Beirut- The two past weeks have witnessed the launch of the anticipated attack against ISIS’s stronghold in Mosul. While the Iraqi government and U.S. forces have confirmed that it will be a decisive battle, some analysts see that it may not lead to a complete eradication of the terrorist organization, which has proved its capability on development and survival over the past years.
ISIS has announced split from Al-Qaeda in 2013. U.S. President Barack Obama underestimated its powers and described it as a group of small players in the radical movement. Yet, ISIS suddenly controlled Mosul, the second biggest city in Iraq in June 2014. Over the two past years, the organization has succeeded in controlling the city and in advancing to seize many lands in Syria and Iraq supported by other extremist groups in the region. However, during the past months, ISIS has faced many major defeats and has lost 30% of its control areas, reported IHS JANE Center.
According to Syria Net, ISIS has loosed the following cities in Syria and Iraq:
* Ain al-Arab (Kobani): it is a Syrian city of a Kurdish majority, located in the far Northeast of Aleppo, on the Turkish borders. The city has witnessed heavy battles launched by Kurdish fighters against ISIS for more than four months. In January 2015, they have succeeded in Kicking out ISIS’ militants with the support of the U.S.-led International Coalition forces.

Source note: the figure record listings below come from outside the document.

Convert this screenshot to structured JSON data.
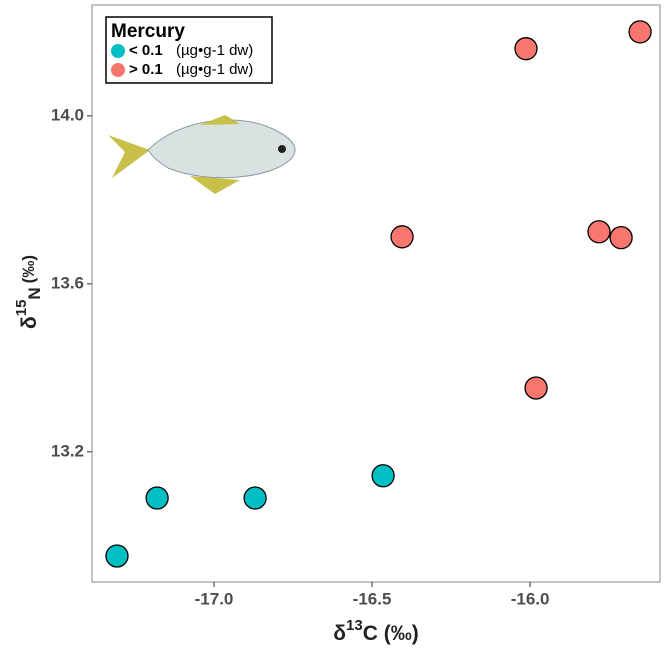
{
  "chart_data": {
    "type": "scatter",
    "x_label": {
      "symbol": "δ",
      "sup": "13",
      "rest": "C (‰)"
    },
    "y_label": {
      "symbol": "δ",
      "sup": "15",
      "sub": "N",
      "rest": "(‰)"
    },
    "legend_title": "Mercury",
    "legend_unit": "(µg•g-1 dw)",
    "legend_position": "top-left",
    "series": [
      {
        "name": "< 0.1",
        "color": "#00bfc4",
        "x": [
          -17.307,
          -17.18,
          -16.87,
          -16.465
        ],
        "y": [
          12.952,
          13.09,
          13.09,
          13.143
        ]
      },
      {
        "name": "> 0.1",
        "color": "#f8766d",
        "x": [
          -16.405,
          -16.013,
          -15.652,
          -15.782,
          -15.712,
          -15.981
        ],
        "y": [
          13.712,
          14.16,
          14.2,
          13.724,
          13.71,
          13.352
        ]
      }
    ],
    "xlim": [
      -17.386,
      -15.589
    ],
    "ylim": [
      12.89,
      14.264
    ],
    "xticks": [
      {
        "value": -17,
        "label": "-17.0"
      },
      -16.5,
      {
        "value": -16,
        "label": "-16.0"
      }
    ],
    "yticks": [
      {
        "value": 13.2,
        "label": "13.2"
      },
      13.6,
      {
        "value": 14,
        "label": "14.0"
      }
    ],
    "grid": false
  }
}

* Tell Abyad: located in Raqqa on the Turkish borders, which was controlled by the Kurds in June 2015. This city has been considered an important point used for the transit of weapons and fighters between Turkey and Raqqah, ISIS’s stronghold in Syria.
* Tadmur: ISIS siezed Tadmur in Homs in May 2015 and destroyed many of its historic monuments included in the UNESCO list. Supported by the Russian air force, Assad’s troops have succeeded in recapturing the city on 27 March 2016.

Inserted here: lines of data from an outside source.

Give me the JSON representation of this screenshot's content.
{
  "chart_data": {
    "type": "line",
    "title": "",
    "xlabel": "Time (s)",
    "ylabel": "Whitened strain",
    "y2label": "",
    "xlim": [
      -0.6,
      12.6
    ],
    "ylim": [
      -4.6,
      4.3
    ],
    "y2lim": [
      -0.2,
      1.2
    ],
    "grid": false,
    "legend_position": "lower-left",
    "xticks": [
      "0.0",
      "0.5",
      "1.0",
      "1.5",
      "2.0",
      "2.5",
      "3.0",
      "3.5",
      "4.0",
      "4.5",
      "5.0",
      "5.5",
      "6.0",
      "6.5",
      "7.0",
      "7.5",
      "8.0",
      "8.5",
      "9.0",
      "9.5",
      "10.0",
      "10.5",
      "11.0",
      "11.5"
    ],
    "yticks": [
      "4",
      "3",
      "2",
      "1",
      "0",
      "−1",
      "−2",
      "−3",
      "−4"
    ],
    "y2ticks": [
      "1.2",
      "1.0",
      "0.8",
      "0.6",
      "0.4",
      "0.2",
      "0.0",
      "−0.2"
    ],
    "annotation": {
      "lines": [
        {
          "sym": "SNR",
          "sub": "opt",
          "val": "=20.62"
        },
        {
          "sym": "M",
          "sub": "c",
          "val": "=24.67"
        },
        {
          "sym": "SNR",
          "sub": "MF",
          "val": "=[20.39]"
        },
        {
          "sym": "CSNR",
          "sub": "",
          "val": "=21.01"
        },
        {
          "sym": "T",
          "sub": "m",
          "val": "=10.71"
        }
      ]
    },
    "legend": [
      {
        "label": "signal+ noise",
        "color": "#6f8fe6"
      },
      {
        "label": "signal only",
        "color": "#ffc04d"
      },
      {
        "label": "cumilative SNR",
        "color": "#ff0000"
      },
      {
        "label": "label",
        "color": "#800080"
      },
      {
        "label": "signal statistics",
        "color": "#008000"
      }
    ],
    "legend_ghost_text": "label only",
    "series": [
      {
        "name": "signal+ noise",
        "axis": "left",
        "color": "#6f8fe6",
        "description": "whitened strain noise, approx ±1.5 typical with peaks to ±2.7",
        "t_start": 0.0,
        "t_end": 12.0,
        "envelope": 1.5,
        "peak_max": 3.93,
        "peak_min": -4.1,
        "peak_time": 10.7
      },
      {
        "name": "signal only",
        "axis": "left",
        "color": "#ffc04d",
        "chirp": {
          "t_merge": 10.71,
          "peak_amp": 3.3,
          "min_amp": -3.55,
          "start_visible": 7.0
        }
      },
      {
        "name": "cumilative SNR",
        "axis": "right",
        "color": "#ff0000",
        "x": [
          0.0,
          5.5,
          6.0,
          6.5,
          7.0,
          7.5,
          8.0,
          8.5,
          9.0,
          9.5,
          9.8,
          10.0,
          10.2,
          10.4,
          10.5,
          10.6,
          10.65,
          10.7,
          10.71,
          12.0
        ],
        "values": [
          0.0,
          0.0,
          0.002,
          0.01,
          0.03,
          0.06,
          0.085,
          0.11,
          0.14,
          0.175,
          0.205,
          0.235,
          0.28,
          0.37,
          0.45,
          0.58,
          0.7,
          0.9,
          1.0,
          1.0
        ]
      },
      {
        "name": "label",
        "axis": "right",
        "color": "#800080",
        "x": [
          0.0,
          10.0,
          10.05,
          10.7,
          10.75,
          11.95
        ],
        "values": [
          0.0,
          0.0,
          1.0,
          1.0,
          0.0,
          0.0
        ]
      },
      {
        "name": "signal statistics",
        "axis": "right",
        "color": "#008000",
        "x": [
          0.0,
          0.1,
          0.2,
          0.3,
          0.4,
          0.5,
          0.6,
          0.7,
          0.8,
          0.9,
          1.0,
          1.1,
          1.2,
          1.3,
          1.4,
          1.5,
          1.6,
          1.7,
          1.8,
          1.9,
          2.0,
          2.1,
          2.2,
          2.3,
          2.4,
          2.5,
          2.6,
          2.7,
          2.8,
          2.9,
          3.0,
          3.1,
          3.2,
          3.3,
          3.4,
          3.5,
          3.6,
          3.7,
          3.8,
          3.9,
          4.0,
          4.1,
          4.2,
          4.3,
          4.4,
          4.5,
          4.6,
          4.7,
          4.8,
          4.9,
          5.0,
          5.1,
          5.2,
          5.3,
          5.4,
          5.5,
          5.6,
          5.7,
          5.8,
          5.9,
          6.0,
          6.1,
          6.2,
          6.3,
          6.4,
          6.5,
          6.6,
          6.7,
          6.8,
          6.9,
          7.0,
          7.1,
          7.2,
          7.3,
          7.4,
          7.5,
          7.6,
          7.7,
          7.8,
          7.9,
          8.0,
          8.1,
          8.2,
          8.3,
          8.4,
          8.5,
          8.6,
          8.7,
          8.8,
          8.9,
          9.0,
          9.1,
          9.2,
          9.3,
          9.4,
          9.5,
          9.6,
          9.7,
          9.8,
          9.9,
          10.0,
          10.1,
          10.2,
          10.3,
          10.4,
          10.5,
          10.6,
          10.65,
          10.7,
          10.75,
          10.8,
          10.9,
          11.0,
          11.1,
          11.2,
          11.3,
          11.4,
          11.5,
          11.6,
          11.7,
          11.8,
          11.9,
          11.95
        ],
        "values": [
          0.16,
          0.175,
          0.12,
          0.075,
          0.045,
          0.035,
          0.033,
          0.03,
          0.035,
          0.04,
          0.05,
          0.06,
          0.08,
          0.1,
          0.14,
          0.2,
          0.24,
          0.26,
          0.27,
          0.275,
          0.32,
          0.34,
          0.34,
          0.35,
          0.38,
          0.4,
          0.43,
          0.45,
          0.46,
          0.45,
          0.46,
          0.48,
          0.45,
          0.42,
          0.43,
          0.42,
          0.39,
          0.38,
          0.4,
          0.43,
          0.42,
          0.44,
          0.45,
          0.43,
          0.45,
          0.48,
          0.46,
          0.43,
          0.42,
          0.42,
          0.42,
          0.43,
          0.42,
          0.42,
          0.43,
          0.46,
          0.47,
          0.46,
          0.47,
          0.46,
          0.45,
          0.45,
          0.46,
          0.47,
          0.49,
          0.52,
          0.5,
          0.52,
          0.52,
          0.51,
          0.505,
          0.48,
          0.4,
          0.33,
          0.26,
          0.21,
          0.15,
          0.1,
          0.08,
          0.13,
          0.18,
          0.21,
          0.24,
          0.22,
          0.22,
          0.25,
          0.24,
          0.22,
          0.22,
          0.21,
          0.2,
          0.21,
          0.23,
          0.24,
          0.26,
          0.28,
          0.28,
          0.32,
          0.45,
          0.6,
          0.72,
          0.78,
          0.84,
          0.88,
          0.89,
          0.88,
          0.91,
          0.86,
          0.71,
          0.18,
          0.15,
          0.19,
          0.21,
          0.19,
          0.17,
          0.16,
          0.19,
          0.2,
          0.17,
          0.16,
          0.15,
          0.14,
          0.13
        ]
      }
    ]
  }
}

* Manbij: Syrian city recaptured by Kurdish militias on 6 August 2016 supported by the U.S. forces, after it fell under the control of ISIS since 2014.
* Jarablus: recaptured by Syrian fighting factions including the Free Syrian Army supported by the U.S. forces on 24 August 2014, as part of the “Euphrates Shield” operation launched by the Turkish forces against ISIS and the Kurdish militias at the same time.
* Syrian-Turkish borders: on 4 September, the Turkish forces and factions it supports succeeded in clearing ISIS from the last area it controls on the borders.
* Dabiq: Recaptured by Syrian opposition factions on 18 October.
* Tikrit: on 31 March, Iraqi forces have announced the recapture of Tikrit after a massive military operation.
* Sinjar: on 13 November 2015, Kurdish militias have released the city from ISIS’ control with the support of the International Coalition. This liberation succeeded in breaking a strategic route the extremist groups were using for transit between Syria and Iraq.
* Ramadi: Liberated on 9 February 2016.
* Fallujah: which was among the first Sunni cities seized by ISIS in 2014; the Iraqi Army has recaptured it on 26 June 2016.
* Al-Kayyara: Supported by the International Coalition, the Iraqi Forces have liberated it from ISIS members on 9 July 2016 to pave the way for the Mosul battle.
Battle of Mosul
Experts expect the battle of Mosul to last for two to three months and to be the toughest, particularly in the old neighborhoods of the city. Ghanem al-Abed, an expert from Mosul, told Asharq Al-Awsat he expects ISIS members to move toward Syria when they lose control.
Not the end
Despite all these incidents that have weakened ISIS, Mosul’s fall is not expected to lead toward the organization’s eradication. According to figures, ISIS still has 10,000-15,000 fighters compared to 30,000 in 2014. In a report released on “War on the Rocks” website, analysts have warned the parties combating ISIS from announcing a total collapse of ISIS, because over the past year, this latter has proved a remarkable capacity in working discretely.
The ongoing Battle in Mosul in no more than the first phase of “cleaning, returning stability and construction” campaign, which will be launched in the coming months or years. According to sources, the Iraqi army should focus of destroying not only the military infrastructure of ISIS, but also its secret cells and networks.